First we need to digress a bit for those not familiar with the Shakers, or for those who know them only as makers of very utilitarian and very expensive furniture. The Shakers, earlier known as the “Shaking Quakers” and officially as “The United Society of Believers in Christ’s Second Appearing,” came to America as a small group in 1774. Lead by Mother Ann with her eight followers, they practiced an austere, communal lifestyle, punctuated by an ecstatic type of worship from which they were given the name “Shakers.” It is not our aim to go into their theological beliefs, other than to say they varied significantly from other branches of Christianity. Perhaps most notable was their feminist side. In a male-dominated world, women were every bit their equal in the Shaker community, a natural consequence of their belief that Christ’s second coming was as a woman.

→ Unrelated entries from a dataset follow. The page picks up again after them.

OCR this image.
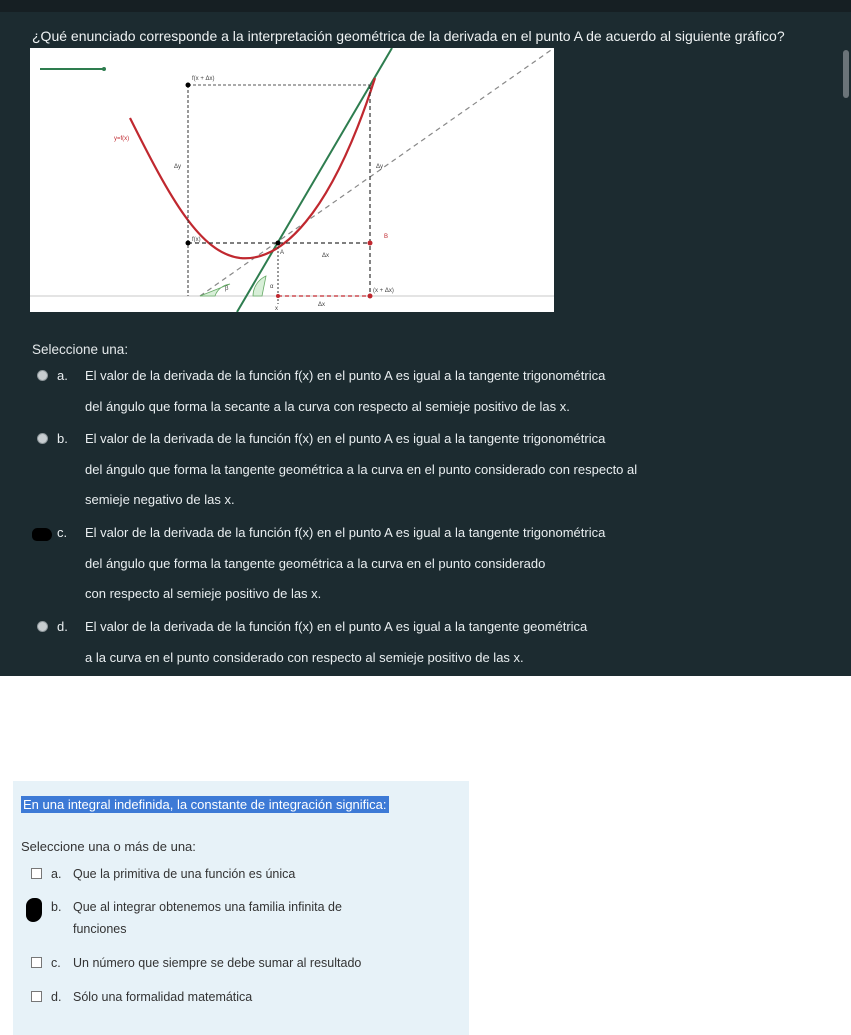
¿Qué enunciado corresponde a la interpretación geométrica de la derivada en el punto A de acuerdo al siguiente gráfico?
f(x + Δx)
y=f(x)
Δy	Δy
f(x)	B
A	Δx
(x + Δx)
Δx
x
β	α
Seleccione una:
a. El valor de la derivada de la función f(x) en el punto A es igual a la tangente trigonométrica
del ángulo que forma la secante a la curva con respecto al semieje positivo de las x.
b. El valor de la derivada de la función f(x) en el punto A es igual a la tangente trigonométrica
del ángulo que forma la tangente geométrica a la curva en el punto considerado con respecto al
semieje negativo de las x.
c. El valor de la derivada de la función f(x) en el punto A es igual a la tangente trigonométrica
del ángulo que forma la tangente geométrica a la curva en el punto considerado
con respecto al semieje positivo de las x.
d. El valor de la derivada de la función f(x) en el punto A es igual a la tangente geométrica
a la curva en el punto considerado con respecto al semieje positivo de las x.
En una integral indefinida, la constante de integración significa:
Seleccione una o más de una:
a. Que la primitiva de una función es única
b. Que al integrar obtenemos una familia infinita de
funciones
c. Un número que siempre se debe sumar al resultado
d. Sólo una formalidad matemática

Their simple, communal lifestyle appealed to many two centuries ago, and the Shakers at one time grew to as many as eighteen communities. They spread as far as Ohio, Kentucky, a little while in Indiana (then far west) and even Florida. An African-American community of Shakers existed in Philadelphia for about twenty years. Membership reached its peak in the mid-nineteenth century. However, communal lifestyles generally have limited appeal, at least in America, and old-fashioned no-nonsense hard work is not that appealing either, particularly in a world busily developing new creature comforts. Add to this the doctrine of celibacy, never helpful for increasing membership, and you don’t have a society optimized for survival. Much of the story of the Shakers in the 20th Century is that of their decline and near demise.